In your laboratory they were following the diet of a single person and making metabolomics
of biological samples extracted to this person at a fixed time post eating (the file with the
data you will find it in my github). They propose the following model (very simple) model:

**ATP = a * Proteins + b * Carbohydrates + c \* Fats + ε**

They ask you to find the best possible values from **a, b** and **c**, and say which is the extent of
error that this model have.

**Important:**  You can only use pandas and plotting libraries.

## 0. Import pandas and plotting libraries

In [11]:
import pandas as pd
import matplotlib.pyplot as plt

## 1. Read the data

(Found in diet_and_atp.tsv, that I got from: https://github.com/leandroradusky/AdvancedStatistics/blob/master/data)

In [12]:
data_table = pd.read_csv("./diet_and_atp.tsv", sep='\t')
data_table.head()

Unnamed: 0,Protein,Carbohydrates,Fat,ATP
0,1.95,6.92,0.02,9.44
1,0.64,2.65,0.15,4.04
2,1.82,0.98,0.21,3.72
3,1.8,4.69,0.23,7.54
4,0.93,4.22,0.02,5.7


## 2. Defining the function that should be minimized

In [195]:
def ATP_prediction_error(a,b,c, data = data_table):
    """For a given paramaters: a, b, and c, returns the sum squared of ε =ATP-(a*Proteins+b*Carbohydrates+c*Fats) """
    SSE = 0 #sum squared error
    for data_row in range(len(data)):
        Error = data["ATP"][data_row] - \
          (a*data["Protein"][data_row] + b*data["Carbohydrates"][data_row] + c*data["Fat"][data_row])
        SSE += Error**2
    return SSE


# If you like less lines cause "totally cooler", this does the exact same thing in a really large line

#ATP_prediction_error = lambda a, b, c, data = data_table : sum([(data["ATP"][i]-(a*data["Protein"][i]+b*data["Carbohydrates"][i]+c*data["Fat"][i]))**2 for i in range(len(data))])

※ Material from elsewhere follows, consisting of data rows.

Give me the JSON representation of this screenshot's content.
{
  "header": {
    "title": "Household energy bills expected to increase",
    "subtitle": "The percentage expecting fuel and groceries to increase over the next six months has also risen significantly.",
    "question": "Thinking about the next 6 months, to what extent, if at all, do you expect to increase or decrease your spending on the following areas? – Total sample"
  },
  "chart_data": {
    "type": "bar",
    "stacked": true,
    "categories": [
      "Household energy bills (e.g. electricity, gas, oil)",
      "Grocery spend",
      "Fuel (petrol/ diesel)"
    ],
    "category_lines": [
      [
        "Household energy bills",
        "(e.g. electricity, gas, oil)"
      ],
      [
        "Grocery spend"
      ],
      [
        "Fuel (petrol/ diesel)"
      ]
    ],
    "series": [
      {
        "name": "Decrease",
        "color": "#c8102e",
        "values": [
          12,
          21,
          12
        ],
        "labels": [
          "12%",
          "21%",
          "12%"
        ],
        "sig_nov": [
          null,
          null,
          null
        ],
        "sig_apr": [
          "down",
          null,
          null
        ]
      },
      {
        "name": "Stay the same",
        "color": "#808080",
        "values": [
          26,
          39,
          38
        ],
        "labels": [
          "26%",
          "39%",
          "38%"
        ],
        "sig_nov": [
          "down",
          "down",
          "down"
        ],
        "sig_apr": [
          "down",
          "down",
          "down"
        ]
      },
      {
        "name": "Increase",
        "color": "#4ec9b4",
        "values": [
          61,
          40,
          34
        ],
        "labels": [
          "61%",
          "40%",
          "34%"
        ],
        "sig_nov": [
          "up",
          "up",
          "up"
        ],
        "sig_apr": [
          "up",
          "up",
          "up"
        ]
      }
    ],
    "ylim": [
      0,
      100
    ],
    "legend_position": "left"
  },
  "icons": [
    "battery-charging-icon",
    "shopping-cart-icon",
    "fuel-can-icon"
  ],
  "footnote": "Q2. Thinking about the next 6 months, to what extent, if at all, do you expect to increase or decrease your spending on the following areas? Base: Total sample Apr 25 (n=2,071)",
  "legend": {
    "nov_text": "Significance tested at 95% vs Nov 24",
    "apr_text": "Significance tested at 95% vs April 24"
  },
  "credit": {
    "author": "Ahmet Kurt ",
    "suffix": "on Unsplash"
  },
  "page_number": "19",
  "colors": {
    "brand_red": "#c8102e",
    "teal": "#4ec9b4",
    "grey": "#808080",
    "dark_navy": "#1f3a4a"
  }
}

## 3. Defining a function to get random numbers using pandas

In [103]:
def random(n, a,b=0):
    """Returns n random integers between a and b using pandas."""
    return(list(pd.DataFrame([i for i in range(min((a,b)),max((a,b)))]).sample(n=n, replace=1)[0]))

# In one line would be the same without a clear place to include an explanation:

random = lambda n, a, b=0 : list(pd.DataFrame([i for i in range(min((a,b)),max((a,b)))]).sample(n=n, replace=1)[0])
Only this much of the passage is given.